No mesmo instante, vislumbrei algo estranho. Estava dentro de um carro, abraçada por pessoas que nunca vi na vida. Eu não me mexia, tampouco respirava. Estava ali, deitada, inerte, semimorta, mas estava. O homem que dirigia parecia abalado. O garoto ao seu lado pouco entendia do que estava acontecendo. A mulher que me envolvia em seu abraço, entretanto, estava apavorada. Seus olhos imploravam para que eu me recuperasse, que dissesse que tudo aquilo era brincadeira e eu estava bem, obrigada. Eu também queria dizer aquelas coisas, agradecer e rir. Não era possível.
Eu estava morta.
Entendi, após algum tempo, que eu não era eu. Eu via o que fora visto, um dia, por Luana. A jogadora já estava inconsciente quando dentro do carro. Os pais estavam assustados, preocupados com a segurança da filha, corram muito para que pudessem levá-la ao hospital da cidade vizinha. Eles sabiam que não havia esperança. Só precisavam de alguém para oficializar o que era um fato, e então desabariam na tristeza que todos enfrentam algum dia de sua vida.
O mundo girou, eu estava dentro do jogo. Era eu, mas era Eclesia. A espada-tesoura golpeava sem parar, afrontando uma criatura que eu jamais vi na vida. Não era o mais experiente para comentar isso, claro, mas era compenetrado em minha jogatina, estudando durante dias os monstros apresentados no site e suas características. Aquele ser —que mais parecia um cubo gelatinoso de cores oscilantes —, vibrava num ressonar grandioso. Ele recebeu os ataques de Eclesia, aceitou-os sem reclamar, pediu pelas técnicas. Ela usou tudo o que tinha. Quando exausta, tentou se esquivar do abraço do monstro, mas ele a engoliu com um só movimento, deixando a arma branca cair e fincar-se ao chão.

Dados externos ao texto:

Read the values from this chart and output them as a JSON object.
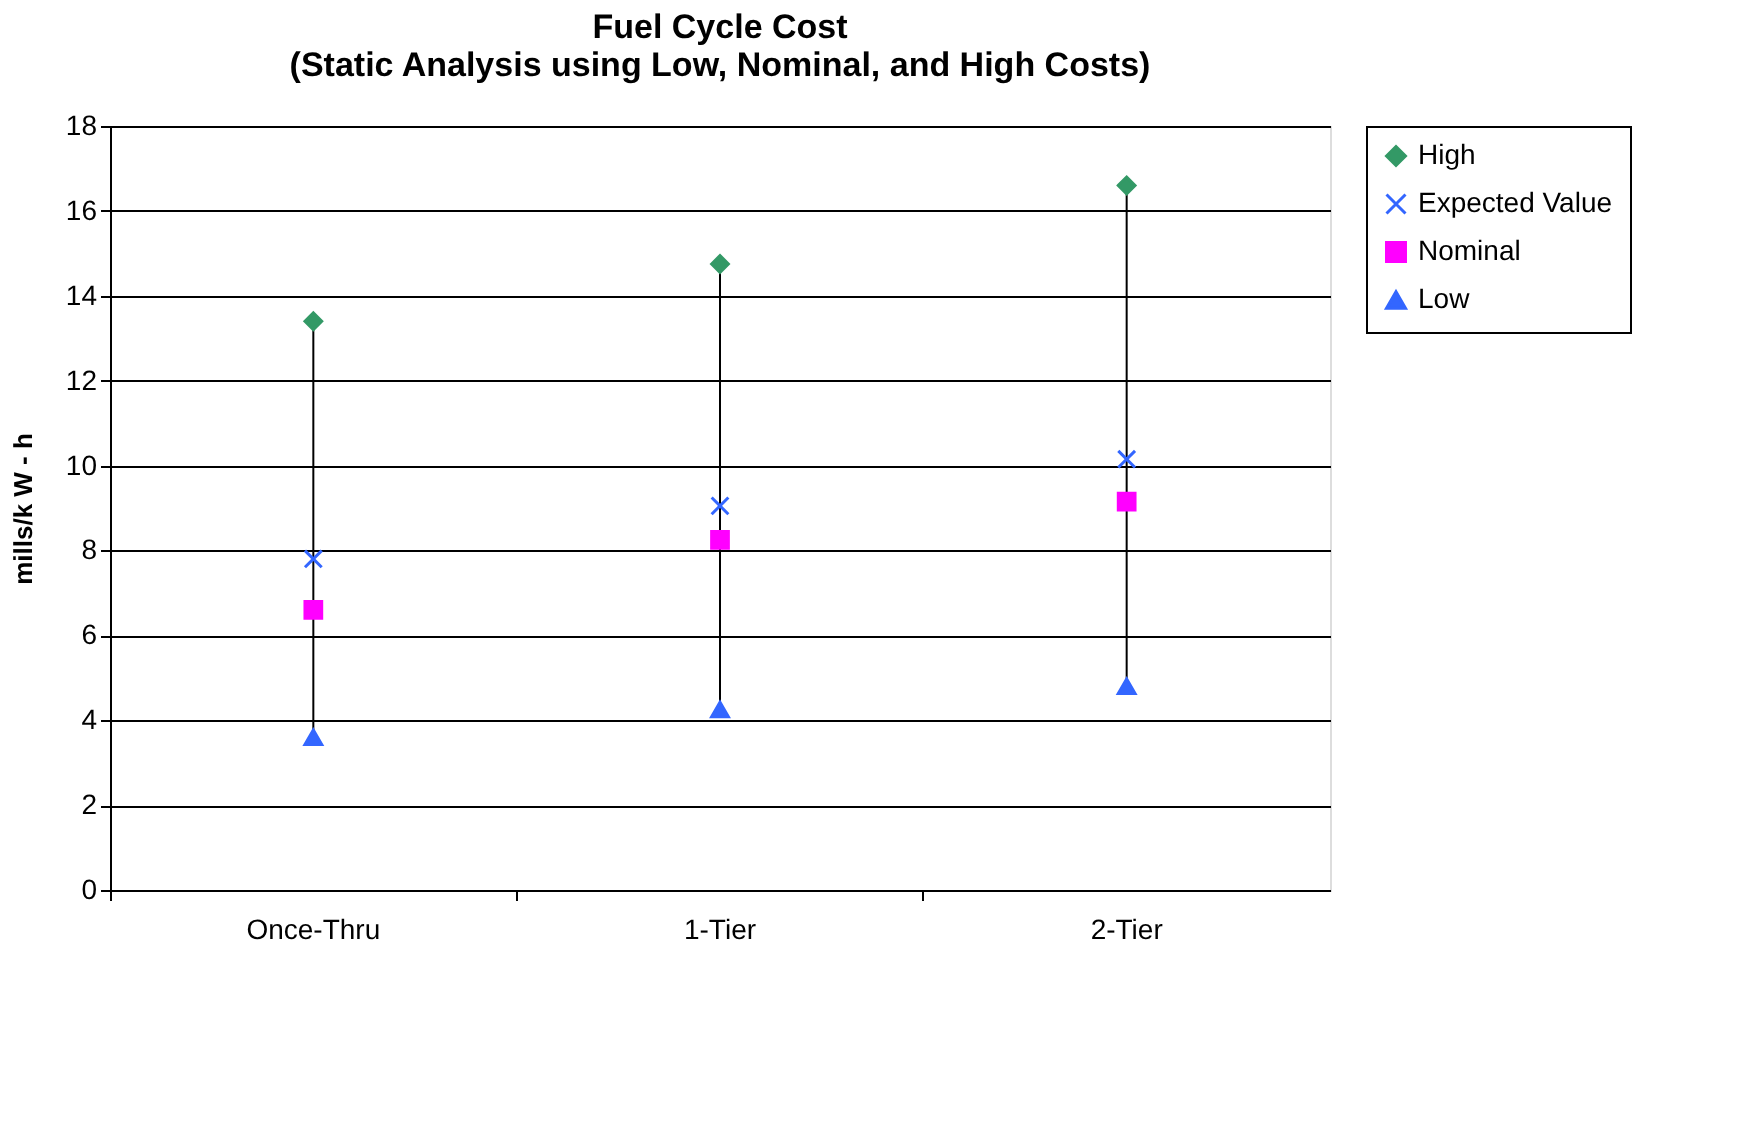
{
  "chart_data": {
    "type": "scatter",
    "title": "Fuel Cycle Cost\n(Static Analysis using Low, Nominal, and High Costs)",
    "ylabel": "mills/k W - h",
    "categories": [
      "Once-Thru",
      "1-Tier",
      "2-Tier"
    ],
    "series": [
      {
        "name": "High",
        "color": "#339966",
        "marker": "diamond",
        "values": [
          13.4,
          14.75,
          16.6
        ]
      },
      {
        "name": "Expected Value",
        "color": "#3366ff",
        "marker": "cross",
        "values": [
          7.8,
          9.05,
          10.15
        ]
      },
      {
        "name": "Nominal",
        "color": "#ff00ff",
        "marker": "square",
        "values": [
          6.6,
          8.25,
          9.15
        ]
      },
      {
        "name": "Low",
        "color": "#3366ff",
        "marker": "triangle",
        "values": [
          3.6,
          4.25,
          4.8
        ]
      }
    ],
    "ylim": [
      0,
      18
    ],
    "yticks": [
      0,
      2,
      4,
      6,
      8,
      10,
      12,
      14,
      16,
      18
    ],
    "grid": "y",
    "legend": "right"
  }
}
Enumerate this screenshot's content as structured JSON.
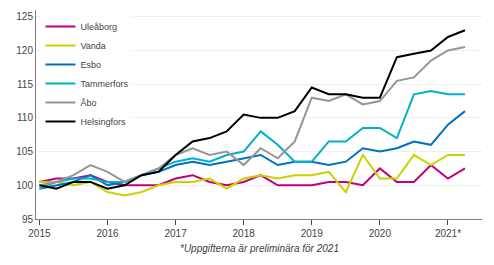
{
  "chart_data": {
    "type": "line",
    "footnote": "*Uppgifterna är preliminära för 2021",
    "x": [
      2015,
      2015.25,
      2015.5,
      2015.75,
      2016,
      2016.25,
      2016.5,
      2016.75,
      2017,
      2017.25,
      2017.5,
      2017.75,
      2018,
      2018.25,
      2018.5,
      2018.75,
      2019,
      2019.25,
      2019.5,
      2019.75,
      2020,
      2020.25,
      2020.5,
      2020.75,
      2021,
      2021.25
    ],
    "xlim": [
      2014.95,
      2021.5
    ],
    "xticks": [
      2015,
      2016,
      2017,
      2018,
      2019,
      2020,
      {
        "value": 2021,
        "label": "2021*"
      }
    ],
    "ylim": [
      95,
      126
    ],
    "yticks": [
      95,
      100,
      105,
      110,
      115,
      120,
      125
    ],
    "grid": true,
    "legend": "upper left",
    "series": [
      {
        "name": "Uleåborg",
        "color": "#c0007a",
        "values": [
          100.5,
          101.0,
          101.0,
          101.5,
          100.5,
          100.0,
          100.0,
          100.0,
          101.0,
          101.5,
          100.5,
          100.0,
          100.5,
          101.5,
          100.0,
          100.0,
          100.0,
          100.5,
          100.5,
          100.0,
          102.5,
          100.5,
          100.5,
          103.0,
          101.0,
          102.5
        ]
      },
      {
        "name": "Vanda",
        "color": "#c8d400",
        "values": [
          100.5,
          100.5,
          100.0,
          100.5,
          99.0,
          98.5,
          99.0,
          100.0,
          100.5,
          100.5,
          101.0,
          99.5,
          101.0,
          101.5,
          101.0,
          101.5,
          101.5,
          102.0,
          99.0,
          104.5,
          101.0,
          101.0,
          104.5,
          103.0,
          104.5,
          104.5
        ]
      },
      {
        "name": "Esbo",
        "color": "#0070c0",
        "values": [
          99.5,
          100.0,
          100.5,
          101.5,
          100.0,
          100.5,
          101.5,
          102.0,
          103.0,
          103.5,
          103.0,
          103.5,
          104.0,
          104.5,
          103.0,
          103.5,
          103.5,
          103.0,
          103.5,
          105.5,
          105.0,
          105.5,
          106.5,
          106.0,
          109.0,
          111.0
        ]
      },
      {
        "name": "Tammerfors",
        "color": "#00b0c8",
        "values": [
          99.5,
          100.5,
          101.0,
          101.0,
          100.5,
          100.5,
          101.5,
          102.5,
          103.5,
          104.0,
          103.5,
          104.5,
          105.0,
          108.0,
          106.0,
          103.5,
          103.5,
          106.5,
          106.5,
          108.5,
          108.5,
          107.0,
          113.5,
          114.0,
          113.5,
          113.5
        ]
      },
      {
        "name": "Åbo",
        "color": "#969696",
        "values": [
          100.0,
          100.5,
          101.5,
          103.0,
          102.0,
          100.5,
          101.5,
          102.5,
          104.5,
          105.5,
          104.5,
          105.0,
          103.0,
          105.5,
          104.0,
          106.5,
          113.0,
          112.5,
          113.5,
          112.0,
          112.5,
          115.5,
          116.0,
          118.5,
          120.0,
          120.5
        ]
      },
      {
        "name": "Helsingfors",
        "color": "#000000",
        "values": [
          100.0,
          99.5,
          100.5,
          100.5,
          99.5,
          100.0,
          101.5,
          102.0,
          104.5,
          106.5,
          107.0,
          108.0,
          110.5,
          110.0,
          110.0,
          111.0,
          114.5,
          113.5,
          113.5,
          113.0,
          113.0,
          119.0,
          119.5,
          120.0,
          122.0,
          123.0
        ]
      }
    ]
  }
}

Pude entender que, antes mesmo do acidente, Luana já estava morta, e isso parecia estranhamente relacionado com Alden.
Senti medo.
Eclesia: ...
Zambria: Eu vi.
Eclesia: ???
Zambria: Eu vi, Luana. Vi o que aconteceu.
Eclesia: mortemortemortemortemortemortemorte
Zambria: Você está me assustando.
Eclesia: Alden. Morte. Fantasmas. Morte. Morte. Morte. Morte.
Zambria: O que quer dizer com isso?
Eclesia: Dama das Névoas.
Zambria: O que tem a Dama das Névoas?
Eclesia: mortemortemortemortemortemortemorte
A espada-tesoura rutilou em minhas mãos. Seu brilho era intenso e sinfônico, uma luz azul-esverdeada que ilustrava uma beleza irracional.
E eu pude senti-la.
Eclesia estava lá, mas havia mais.
Era Luana.
Daquele dia em diante, mantive a Jolt Scizor em meu inventário. Não existia um motivo para isso. Eu apenas quis. Achei que seria o melhor a ser feito. Com ela por perto, eu me sentia ao lado de Eclesia mais uma vez, como tantas foram as vezes em que nos aventuramos pelo mundo do jogo. Com aquela arma exótica em mãos, podia sentir a carícia de um abraço amigo, um abraço que nunca tive a oportunidade de receber. Era Eclesia. Era Luana.
Era real.
Krista me seguiu, também. Fiquei conhecida como Zambria Duas Vidas, admirada por ser a única personagem de Alden ONLINE a portar dois animais como companheiros. Krista e Saguy não se davam muito bem, mas ambos me obedeciam. Às vezes, por mais estranho que isso possa soar, eu tinha a impressão de que a serpente-coral não estava obedecendo a mim, e sim à sua verdadeira mestra.
Eu me tornei mais e mais forte conforme o tempo passou.
Quando me achei pronta, resolvi enfrentar o mistério que cercava a morte de Luana. Preparei meus equipamentos e, ao lado de Eclesia, aceitei a quest da Dama da Névoa.